Any mention of vilification based
on sexual preference is strangely absent from AFL Rule 30, which is intended to
combat the vilification of players.
But, according to gay comic and
morning radio presenter Adam Richard, it is not just the absence of rules
protecting gay rights that is inhibiting the emergence of gay AFL footballers.
Richard said that some in society
were slower than others to embrace changing community attitudes towards
homosexuals. "I know a friend of mine was writing an article for a gay
newspaper a couple of years ago and contacted a club, which I will not name,
and he was told in no uncertain terms there were no gay players at the club and
there never would be any players at the club," Richard said.
Brett Connell, general manager of
the Victorian Amateur Football Association, said: "Let's be honest, footy
has been about beer and blokes for many, many years, unfortunately."
The chief executive of the AFL
Players Association, Rob Kerr, said he could not identify a reason why there
had never been a declared homosexual footballer but said the association would
fully support any player who announced this.
The treatment of past sports
stars who have "come out" has hardly been encouraging.
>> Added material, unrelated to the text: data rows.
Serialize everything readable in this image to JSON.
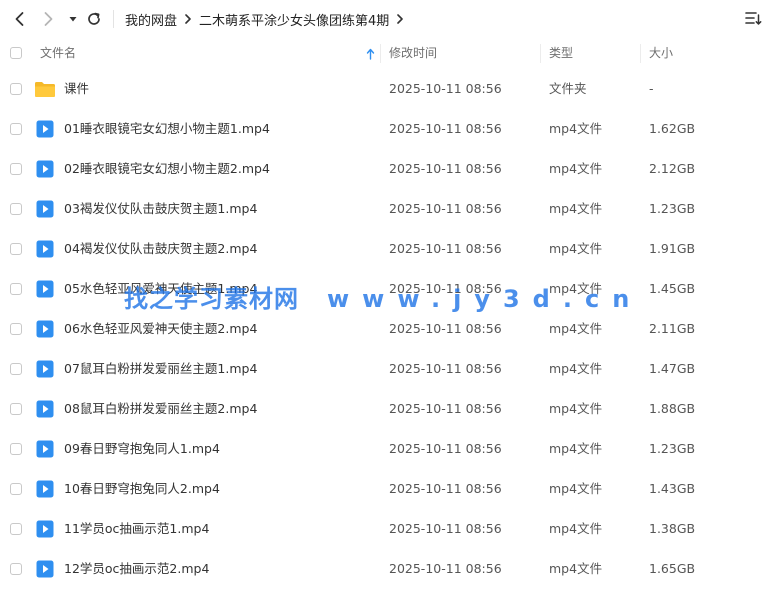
{
  "breadcrumb": {
    "items": [
      "我的网盘",
      "二木萌系平涂少女头像团练第4期"
    ]
  },
  "columns": {
    "name": "文件名",
    "modified": "修改时间",
    "type": "类型",
    "size": "大小"
  },
  "sort": {
    "column": "name",
    "direction": "ascending"
  },
  "colors": {
    "folder": "#f5b929",
    "video": "#2f8ff0",
    "watermark": "#1870e6"
  },
  "files": [
    {
      "name": "课件",
      "modified": "2025-10-11 08:56",
      "type": "文件夹",
      "size": "-",
      "icon": "folder-icon"
    },
    {
      "name": "01睡衣眼镜宅女幻想小物主题1.mp4",
      "modified": "2025-10-11 08:56",
      "type": "mp4文件",
      "size": "1.62GB",
      "icon": "video-file-icon"
    },
    {
      "name": "02睡衣眼镜宅女幻想小物主题2.mp4",
      "modified": "2025-10-11 08:56",
      "type": "mp4文件",
      "size": "2.12GB",
      "icon": "video-file-icon"
    },
    {
      "name": "03褐发仪仗队击鼓庆贺主题1.mp4",
      "modified": "2025-10-11 08:56",
      "type": "mp4文件",
      "size": "1.23GB",
      "icon": "video-file-icon"
    },
    {
      "name": "04褐发仪仗队击鼓庆贺主题2.mp4",
      "modified": "2025-10-11 08:56",
      "type": "mp4文件",
      "size": "1.91GB",
      "icon": "video-file-icon"
    },
    {
      "name": "05水色轻亚风爱神天使主题1.mp4",
      "modified": "2025-10-11 08:56",
      "type": "mp4文件",
      "size": "1.45GB",
      "icon": "video-file-icon"
    },
    {
      "name": "06水色轻亚风爱神天使主题2.mp4",
      "modified": "2025-10-11 08:56",
      "type": "mp4文件",
      "size": "2.11GB",
      "icon": "video-file-icon"
    },
    {
      "name": "07鼠耳白粉拼发爱丽丝主题1.mp4",
      "modified": "2025-10-11 08:56",
      "type": "mp4文件",
      "size": "1.47GB",
      "icon": "video-file-icon"
    },
    {
      "name": "08鼠耳白粉拼发爱丽丝主题2.mp4",
      "modified": "2025-10-11 08:56",
      "type": "mp4文件",
      "size": "1.88GB",
      "icon": "video-file-icon"
    },
    {
      "name": "09春日野穹抱兔同人1.mp4",
      "modified": "2025-10-11 08:56",
      "type": "mp4文件",
      "size": "1.23GB",
      "icon": "video-file-icon"
    },
    {
      "name": "10春日野穹抱兔同人2.mp4",
      "modified": "2025-10-11 08:56",
      "type": "mp4文件",
      "size": "1.43GB",
      "icon": "video-file-icon"
    },
    {
      "name": "11学员oc抽画示范1.mp4",
      "modified": "2025-10-11 08:56",
      "type": "mp4文件",
      "size": "1.38GB",
      "icon": "video-file-icon"
    },
    {
      "name": "12学员oc抽画示范2.mp4",
      "modified": "2025-10-11 08:56",
      "type": "mp4文件",
      "size": "1.65GB",
      "icon": "video-file-icon"
    }
  ],
  "watermark": {
    "name": "找之学习素材网",
    "url": "www.jy3d.cn"
  }
}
Billie Jean King, the legendary
American tennis champion, said she lost 10 years of sponsorship deals when she
was outed as gay.
English soccer star Justin
Fashanu, in 1990, became the first and only English soccer player to announce
he was homosexual. His career plummeted after the announcement and in 1998 he
hanged himself.
It was not quite as tough an
ordeal for NSW rugby league star Ian Roberts when he came out in 1995 as
Australia's first gay footballer - but neither was it easy. One letter he
received may go some way to answering why there has never been an openly gay
AFL footballer. "AIDS will finish you in hell. SODOMIST. An arsehole
bandit. You are pure filth and will die SOON!" it read.